Working with the children year-round, he watches them grow and prosper, bringing a smile to his face. “Watching kids blossom like a flower is a great thing,” he says. “They build confidence, self-esteem.”

NYJTL is dramatically changing their lives, he says. “Schools today don’t have a big physical fitness component,” he says. “So a lot of them would be at home playing with their thumbs. I hope programs like this are always available to children.”

Joyce M. Short: Pioneering Athlete, Coach and Role Model

Few things thrill Joyce Short more than watching the kids she coaches at the Roosevelt Island Community Tennis Program learn and grow.  But there’s added significance for her when she sees girls, in particular, excel.

Joyce grew up before the 1972 Title IX legislation created equal opportunities for girls to participate in sports. She played tennis and competed in citywide tournaments as a one- and three-meter springboard diver in her hometown of Columbia, South Carolina. She was the City Champion in the 16-and-under category. But her high school had no varsity teams for girls. As a University of Georgia co-ed, she was only allowed to use the diving board in the “men’s pool,” two hours per week.

Today, Joyce relishes the opportunity to be a role model for all young people, but especially girls. “I hope that the fact that I’m here coaching as a female athlete will speak volumes to them about their potential,” she says.IMG_8183

So it’s no surprise that even with a busy career in the business world – which included a position as Salomon Brothers’ first ever female bond trader – she has continually made time to coach youth sports.

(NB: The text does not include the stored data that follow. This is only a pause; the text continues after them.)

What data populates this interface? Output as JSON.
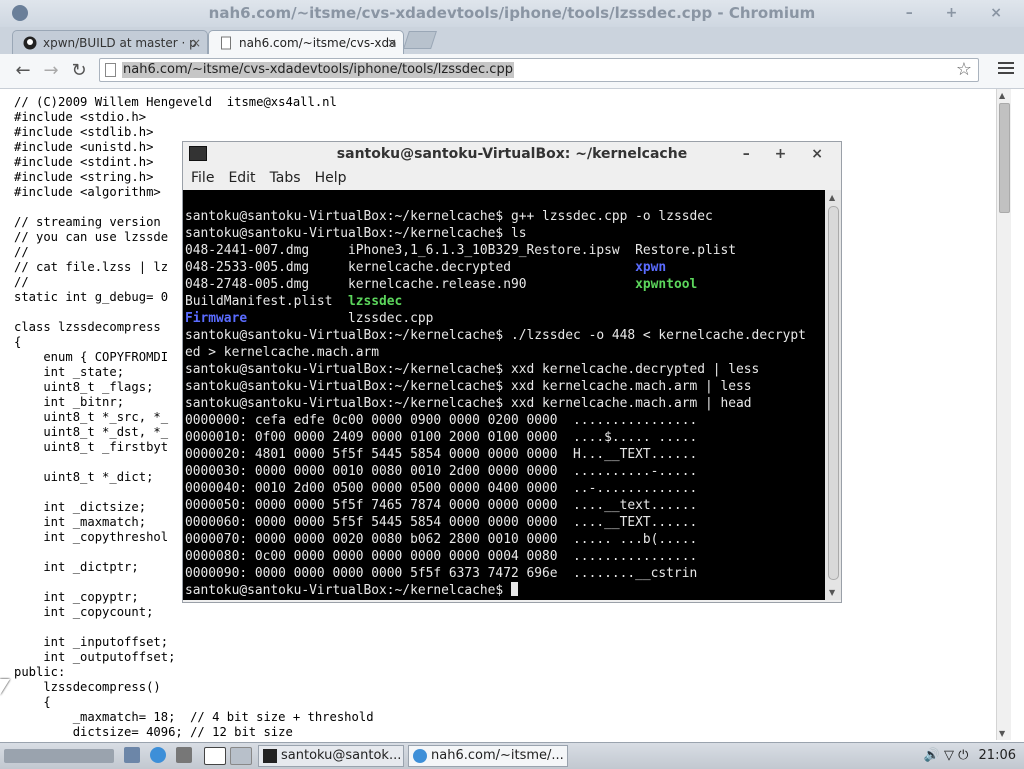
{
  "browser": {
    "window_title": "nah6.com/~itsme/cvs-xdadevtools/iphone/tools/lzssdec.cpp - Chromium",
    "window_controls": "– + ×",
    "tabs": [
      {
        "label": "xpwn/BUILD at master · p",
        "close": "×"
      },
      {
        "label": "nah6.com/~itsme/cvs-xda",
        "close": "×"
      }
    ],
    "nav": {
      "back": "←",
      "forward": "→",
      "reload": "↻"
    },
    "url": "nah6.com/~itsme/cvs-xdadevtools/iphone/tools/lzssdec.cpp",
    "bookmark_icon": "☆"
  },
  "source_lines": [
    "// (C)2009 Willem Hengeveld  itsme@xs4all.nl",
    "#include <stdio.h>",
    "#include <stdlib.h>",
    "#include <unistd.h>",
    "#include <stdint.h>",
    "#include <string.h>",
    "#include <algorithm>",
    "",
    "// streaming version",
    "// you can use lzssde",
    "//",
    "// cat file.lzss | lz",
    "//",
    "static int g_debug= 0",
    "",
    "class lzssdecompress",
    "{",
    "    enum { COPYFROMDI",
    "    int _state;",
    "    uint8_t _flags;",
    "    int _bitnr;",
    "    uint8_t *_src, *_",
    "    uint8_t *_dst, *_",
    "    uint8_t _firstbyt",
    "",
    "    uint8_t *_dict;",
    "",
    "    int _dictsize;",
    "    int _maxmatch;",
    "    int _copythreshol",
    "",
    "    int _dictptr;",
    "",
    "    int _copyptr;",
    "    int _copycount;",
    "",
    "    int _inputoffset;",
    "    int _outputoffset;",
    "public:",
    "    lzssdecompress()",
    "    {",
    "        _maxmatch= 18;  // 4 bit size + threshold",
    "        dictsize= 4096; // 12 bit size"
  ],
  "terminal": {
    "title": "santoku@santoku-VirtualBox: ~/kernelcache",
    "window_controls": "– + ×",
    "menu": [
      "File",
      "Edit",
      "Tabs",
      "Help"
    ],
    "prompt": "santoku@santoku-VirtualBox:~/kernelcache$ ",
    "cmd1": "g++ lzssdec.cpp -o lzssdec",
    "cmd2": "ls",
    "ls": {
      "r1c1": "048-2441-007.dmg     ",
      "r1c2": "iPhone3,1_6.1.3_10B329_Restore.ipsw  ",
      "r1c3": "Restore.plist",
      "r2c1": "048-2533-005.dmg     ",
      "r2c2": "kernelcache.decrypted                ",
      "r2c3": "xpwn",
      "r3c1": "048-2748-005.dmg     ",
      "r3c2": "kernelcache.release.n90              ",
      "r3c3": "xpwntool",
      "r4c1": "BuildManifest.plist  ",
      "r4c2": "lzssdec",
      "r5c1": "Firmware",
      "r5pad": "             ",
      "r5c2": "lzssdec.cpp"
    },
    "cmd3": "./lzssdec -o 448 < kernelcache.decrypt",
    "cmd3_wrap": "ed > kernelcache.mach.arm",
    "cmd4": "xxd kernelcache.decrypted | less",
    "cmd5": "xxd kernelcache.mach.arm | less",
    "cmd6": "xxd kernelcache.mach.arm | head",
    "hexdump": [
      "0000000: cefa edfe 0c00 0000 0900 0000 0200 0000  ................",
      "0000010: 0f00 0000 2409 0000 0100 2000 0100 0000  ....$..... .....",
      "0000020: 4801 0000 5f5f 5445 5854 0000 0000 0000  H...__TEXT......",
      "0000030: 0000 0000 0010 0080 0010 2d00 0000 0000  ..........-.....",
      "0000040: 0010 2d00 0500 0000 0500 0000 0400 0000  ..-.............",
      "0000050: 0000 0000 5f5f 7465 7874 0000 0000 0000  ....__text......",
      "0000060: 0000 0000 5f5f 5445 5854 0000 0000 0000  ....__TEXT......",
      "0000070: 0000 0000 0020 0080 b062 2800 0010 0000  ..... ...b(.....",
      "0000080: 0c00 0000 0000 0000 0000 0000 0004 0080  ................",
      "0000090: 0000 0000 0000 0000 5f5f 6373 7472 696e  ........__cstrin"
    ]
  },
  "taskbar": {
    "task_terminal": "santoku@santok...",
    "task_browser": "nah6.com/~itsme/...",
    "clock": "21:06",
    "tray_icons": "🔊 ▽ ⏻"
  },
  "colors": {
    "dir": "#5a6cff",
    "exe": "#5cd65c"
  }
}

In 1988, she was coaching a little league team and giving private tennis lessons when a youngster on Roosevelt Island asked her to start a youth program.  She agreed, and the next day he came back with 35 of his friends, eager to learn the game.

Two years later, Skip Hartman opened the Roosevelt Island Racquet Club and enlisted her to create a NYJTL program.  Every year since, Joyce has directed the club’s NYJTL winter program, and has run the other seasonal programs as often as her other job responsibilities have allowed.

For the most part, she says, the kids today are the same as they have always been, with one noticeable difference: “With the Internet and cable TV, they now follow professional tennis a lot more, which is great because it makes them even more motivated to play.”

Joyce’s current role is wide ranging.  As the Site Director, she manages a staff of three, creates the curriculum, and instructs youngsters who come to the program from all over the city at 6:00am on Saturdays and Sundays.  As NYJTL’s District Developer for Manhattan and Eastern Queens, she recruits schools and helps them to incorporate tennis into their physical education curriculums.

“If we can get kids bitten by the tennis bug while we have a captive audience in school gyms, there’s a better chance they’ll be motivated to come out and participate in the programming that will enable them to build their skills and become lifelong players,” she says.
Despite her many responsibilities, Joyce always makes sure to have time on the court, teaching the game that she has loved for over sixty years to the next generation of players.

“We teach the kids tennis, but also skills that they can apply in the real world,” Joyce says.  “In a sense, we’re building character one point at a time.”